GraphormerLayer

class dgl.nn.pytorch.gt.GraphormerLayer(feat_size, hidden_size, num_heads, attn_bias_type='add', norm_first=False, dropout=0.1, attn_dropout=0.1, activation=ReLU())[source]

Bases: Module

Graphormer Layer with Dense Multi-Head Attention, as introduced in Do Transformers Really Perform Bad for Graph Representation?

Parameters:

feat_size (int) – Feature size.
hidden_size (int) – Hidden size of feedforward layers.
num_heads (int) – Number of attention heads, by which feat_size is divisible.
attn_bias_type (str, optional) –
The type of attention bias used for modifying attention. Selected from ‘add’ or ‘mul’. Default: ‘add’.
- ’add’ is for additive attention bias.
- ’mul’ is for multiplicative attention bias.
norm_first (bool, optional) – If True, it performs layer normalization before attention and feedforward operations.

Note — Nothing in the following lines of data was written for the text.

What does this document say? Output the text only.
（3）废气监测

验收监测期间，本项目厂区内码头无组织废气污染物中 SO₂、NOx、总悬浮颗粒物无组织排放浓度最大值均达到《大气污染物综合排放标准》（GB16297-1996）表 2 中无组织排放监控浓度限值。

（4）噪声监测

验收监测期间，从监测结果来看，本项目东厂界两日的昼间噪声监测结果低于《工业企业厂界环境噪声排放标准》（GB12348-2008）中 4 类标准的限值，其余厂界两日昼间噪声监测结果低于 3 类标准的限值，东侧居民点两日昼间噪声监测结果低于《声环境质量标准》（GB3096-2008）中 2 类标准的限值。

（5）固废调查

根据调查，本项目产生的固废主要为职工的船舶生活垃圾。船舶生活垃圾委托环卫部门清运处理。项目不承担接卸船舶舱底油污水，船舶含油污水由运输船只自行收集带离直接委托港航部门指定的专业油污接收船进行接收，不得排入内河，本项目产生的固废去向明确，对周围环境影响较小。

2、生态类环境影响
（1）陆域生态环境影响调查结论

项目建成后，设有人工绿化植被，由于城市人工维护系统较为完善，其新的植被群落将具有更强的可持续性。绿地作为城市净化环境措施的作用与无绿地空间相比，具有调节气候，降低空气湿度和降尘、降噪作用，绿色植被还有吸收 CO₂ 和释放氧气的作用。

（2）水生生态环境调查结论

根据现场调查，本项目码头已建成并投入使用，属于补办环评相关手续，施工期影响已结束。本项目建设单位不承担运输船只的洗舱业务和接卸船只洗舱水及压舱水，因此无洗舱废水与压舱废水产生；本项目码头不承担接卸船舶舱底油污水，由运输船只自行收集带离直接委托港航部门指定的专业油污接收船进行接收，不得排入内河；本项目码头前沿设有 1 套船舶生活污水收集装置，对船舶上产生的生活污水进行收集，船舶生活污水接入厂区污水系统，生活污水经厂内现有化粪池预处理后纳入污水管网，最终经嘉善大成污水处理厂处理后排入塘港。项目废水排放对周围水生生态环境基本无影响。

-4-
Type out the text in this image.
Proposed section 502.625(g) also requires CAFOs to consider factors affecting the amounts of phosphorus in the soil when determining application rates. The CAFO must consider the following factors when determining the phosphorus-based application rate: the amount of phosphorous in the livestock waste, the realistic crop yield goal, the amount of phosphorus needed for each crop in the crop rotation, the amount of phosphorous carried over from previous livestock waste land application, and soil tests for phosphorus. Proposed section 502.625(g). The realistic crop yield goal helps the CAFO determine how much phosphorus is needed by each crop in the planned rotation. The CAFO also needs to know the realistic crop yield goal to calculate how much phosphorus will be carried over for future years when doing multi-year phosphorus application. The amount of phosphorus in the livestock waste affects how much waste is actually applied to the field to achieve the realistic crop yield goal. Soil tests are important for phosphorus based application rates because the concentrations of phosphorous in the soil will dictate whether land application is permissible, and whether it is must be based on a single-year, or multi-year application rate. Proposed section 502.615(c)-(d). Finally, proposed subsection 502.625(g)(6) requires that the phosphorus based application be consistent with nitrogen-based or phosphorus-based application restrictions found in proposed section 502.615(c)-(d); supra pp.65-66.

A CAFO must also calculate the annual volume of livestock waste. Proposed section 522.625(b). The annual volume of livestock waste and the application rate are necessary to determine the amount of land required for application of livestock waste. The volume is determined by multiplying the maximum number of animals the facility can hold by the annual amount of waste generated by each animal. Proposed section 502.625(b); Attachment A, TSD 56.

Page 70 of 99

Otherwise, it applies layer normalization afterwards. Default: False.
dropout (float, optional) – Dropout probability. Default: 0.1.
attn_dropout (float, optional) – Attention dropout probability. Default: 0.1.
activation (callable activation layer, optional) – Activation function. Default: nn.ReLU().

Examples

>>> import torch as th
>>> from dgl.nn import GraphormerLayer

>>> batch_size = 16
>>> num_nodes = 100
>>> feat_size = 512
>>> num_heads = 8
>>> nfeat = th.rand(batch_size, num_nodes, feat_size)
>>> bias = th.rand(batch_size, num_nodes, num_nodes, num_heads)
>>> net = GraphormerLayer(
        feat_size=feat_size,
        hidden_size=2048,
        num_heads=num_heads
    )
>>> out = net(nfeat, bias)

forward(nfeat, attn_bias=None, attn_mask=None)[source]

Forward computation.

Parameters:

nfeat (torch.Tensor) – A 3D input tensor. Shape: (batch_size, N, feat_size), where N is the maximum number of nodes.
attn_bias (torch.Tensor, optional) – The attention bias used for attention modification. Shape: (batch_size, N, N, num_heads).
attn_mask (torch.Tensor, optional) – The attention mask used for avoiding computation on invalid positions, where invalid positions are indicated by True values. Shape: (batch_size, N, N). Note: For rows corresponding to unexisting nodes, make sure at least one entry is set to False to prevent obtaining NaNs with softmax.

Returns:

y – The output tensor. Shape: (batch_size, N, feat_size)

Return type:

torch.Tensor